Das 14 faixas, quatro já estavam nas bocas da juventude: os singles “Love me do” – da gaita de boca inconfundível de John – e “P.S. I love you”, de Paul McCartney, de 1962, e “Please Please Me/Ask me Why”, lançado em janeiro do ano seguinte. O compacto mais recente (os mais experientes vão lembrar do que se trata) trouxe um relativo sucesso na Inglaterra, liderado por uma canção composta como balada ao estilo Roy Orbison e, depois, acelerada nos ensaios a pedido do produtor George Martin. Foi o hábil maestro que decidiu que precisavam de mais dez canções para ter em mãos um material suficiente para o inevitável estouro da banda. Sábio Sir.

“One, two, three, four”! A contagem de Paul é o abre-alas da carreira discográfica beatle, com um arranjo de contrabaixo “emprestado” de “I’m talking about you” de Chuck Berry. Antes de chamada de “Seventeen”, a potente “I saw her standing there” é o cartão de visitas adequado para o furacão que o mundo conheceria. Presença confirmada nas turnês seguintes, é tocada por McCartney em seus shows até hoje.

O álbum ainda teria outras três canções da dupla de compositores mais famosa do universo pop. “Misery” e “There’s a place” expunham bem uma das marcas de John e Paul parecerem uma pessoa só ao microfone, tamanho o enlace das duas vozes. “Do you want to know a secret”, de Lennon, é cantada por George Harrison, que também entoa uma gema do grupo vocal feminino The Cookies, “Chains”, uma dos seis covers que completam o álbum. 

Ao longo da sessão de gravações no estúdio 2 da EMI – agora, Abbey Road –, Martin achou conveniente e mais ágil aproveitar o repertório apresentado nas intermináveis noites no Cavern Club, em Liverpool. Requereria poucas tomadas, já que as músicas já estavam no inconsciente dos rapazes. Desta ideia, foram eternizadas as versões de “Anna (Go to him)” e “Baby it’s you”, na voz de John, a valsa “A Taste of Honey”, cantada por Paul, e “Boys”, com um Ringo Starr que toca bateria e canta ao mesmo tempo, em um só take. 

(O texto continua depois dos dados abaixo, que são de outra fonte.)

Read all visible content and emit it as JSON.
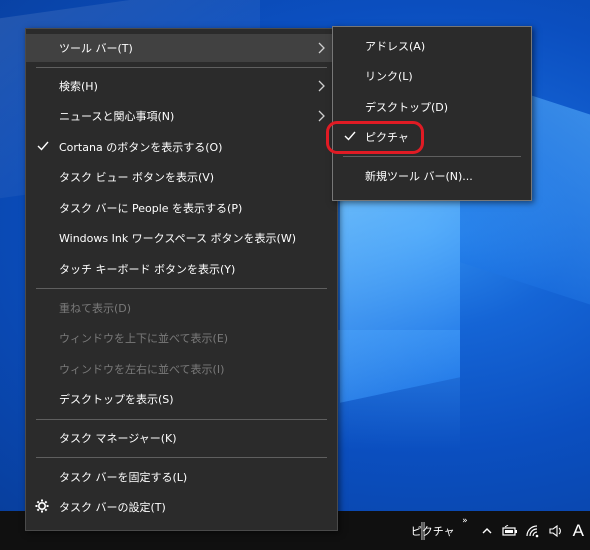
{
  "context_menu": {
    "items": [
      {
        "label": "ツール バー(T)",
        "submenu": true,
        "hover": true
      },
      {
        "label": "検索(H)",
        "submenu": true
      },
      {
        "label": "ニュースと関心事項(N)",
        "submenu": true
      },
      {
        "label": "Cortana のボタンを表示する(O)",
        "checked": true
      },
      {
        "label": "タスク ビュー ボタンを表示(V)"
      },
      {
        "label": "タスク バーに People を表示する(P)"
      },
      {
        "label": "Windows Ink ワークスペース ボタンを表示(W)"
      },
      {
        "label": "タッチ キーボード ボタンを表示(Y)"
      },
      {
        "label": "重ねて表示(D)",
        "disabled": true
      },
      {
        "label": "ウィンドウを上下に並べて表示(E)",
        "disabled": true
      },
      {
        "label": "ウィンドウを左右に並べて表示(I)",
        "disabled": true
      },
      {
        "label": "デスクトップを表示(S)"
      },
      {
        "label": "タスク マネージャー(K)"
      },
      {
        "label": "タスク バーを固定する(L)"
      },
      {
        "label": "タスク バーの設定(T)",
        "icon": "gear-icon"
      }
    ]
  },
  "toolbar_submenu": {
    "items": [
      {
        "label": "アドレス(A)"
      },
      {
        "label": "リンク(L)"
      },
      {
        "label": "デスクトップ(D)"
      },
      {
        "label": "ピクチャ",
        "checked": true,
        "highlighted": true
      },
      {
        "label": "新規ツール バー(N)..."
      }
    ]
  },
  "taskbar": {
    "toolbar_label": "ピクチャ",
    "overflow_glyph": "»",
    "ime_mode": "A",
    "tray_icons": [
      "chevron-up-icon",
      "battery-icon",
      "wifi-icon",
      "speaker-icon"
    ]
  },
  "colors": {
    "menu_bg": "#2b2b2b",
    "hover_bg": "#414141",
    "highlight_ring": "#e01b24",
    "taskbar_bg": "#101010"
  }
}
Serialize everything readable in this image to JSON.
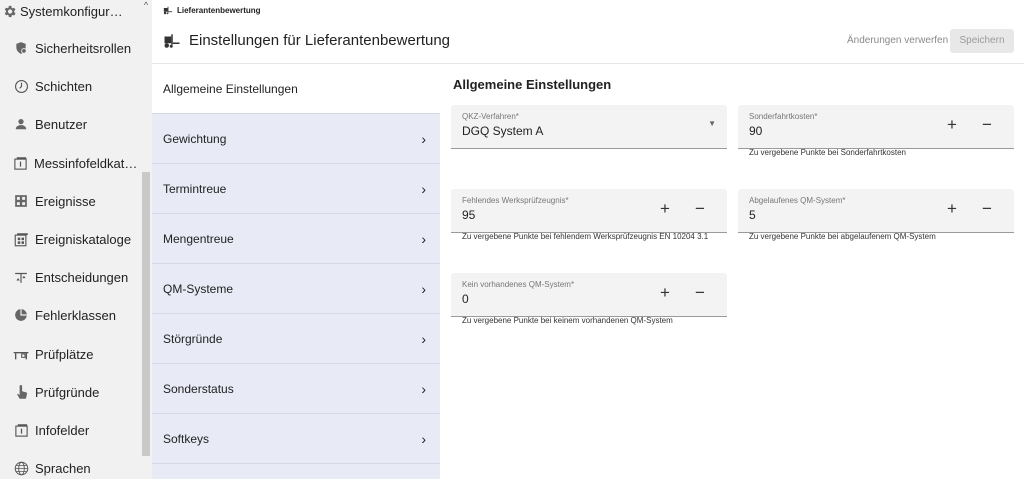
{
  "sidebar": {
    "top_label": "Systemkonfiguration",
    "items": [
      {
        "label": "Sicherheitsrollen",
        "icon": "shield-icon"
      },
      {
        "label": "Schichten",
        "icon": "clock-icon"
      },
      {
        "label": "Benutzer",
        "icon": "user-icon"
      },
      {
        "label": "Messinfofeldkataloge",
        "icon": "info-catalog-icon"
      },
      {
        "label": "Ereignisse",
        "icon": "grid-icon"
      },
      {
        "label": "Ereigniskataloge",
        "icon": "grid-catalog-icon"
      },
      {
        "label": "Entscheidungen",
        "icon": "decision-icon"
      },
      {
        "label": "Fehlerklassen",
        "icon": "pie-icon"
      },
      {
        "label": "Prüfplätze",
        "icon": "workbench-icon"
      },
      {
        "label": "Prüfgründe",
        "icon": "hand-icon"
      },
      {
        "label": "Infofelder",
        "icon": "info-icon"
      },
      {
        "label": "Sprachen",
        "icon": "globe-icon"
      }
    ]
  },
  "breadcrumb": "Lieferantenbewertung",
  "header": {
    "title": "Einstellungen für Lieferantenbewertung",
    "discard_label": "Änderungen verwerfen",
    "save_label": "Speichern"
  },
  "subnav": {
    "items": [
      "Allgemeine Einstellungen",
      "Gewichtung",
      "Termintreue",
      "Mengentreue",
      "QM-Systeme",
      "Störgründe",
      "Sonderstatus",
      "Softkeys"
    ]
  },
  "content": {
    "section_title": "Allgemeine Einstellungen",
    "qkz": {
      "label": "QKZ-Verfahren*",
      "value": "DGQ System A"
    },
    "sonderfahrt": {
      "label": "Sonderfahrtkosten*",
      "value": "90",
      "hint": "Zu vergebene Punkte bei Sonderfahrtkosten"
    },
    "werkspruef": {
      "label": "Fehlendes Werksprüfzeugnis*",
      "value": "95",
      "hint": "Zu vergebene Punkte bei fehlendem Werksprüfzeugnis EN 10204 3.1"
    },
    "abgelaufen": {
      "label": "Abgelaufenes QM-System*",
      "value": "5",
      "hint": "Zu vergebene Punkte bei abgelaufenem QM-System"
    },
    "kein": {
      "label": "Kein vorhandenes QM-System*",
      "value": "0",
      "hint": "Zu vergebene Punkte bei keinem vorhandenen QM-System"
    },
    "plus": "+",
    "minus": "−"
  }
}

Aliás, é nesse formato que a última música do disco poderia ser gravada. Já passava das 22h15 e a sessão deveria terminar logo. Um quase afônico John Lennon tentou declinar, mas George Martin o convenceu a berrar “Twist and Shout”. Acreditem, ficou lindo. De uma só vez. A versão definitiva dessa música que encerra o sessentão “Please Please Me” é arroz-de-festa em formaturas, aniversários e casamentos em todo mundo, sem necessitar de uma remixagem por conta dos elementos que me catapultaram para o universo dos Fab Four ainda menino. Parafraseando Humberto Gessinger, “eu posso ser um beatle, um beatnik, ou um bitolado”. E um Bueller.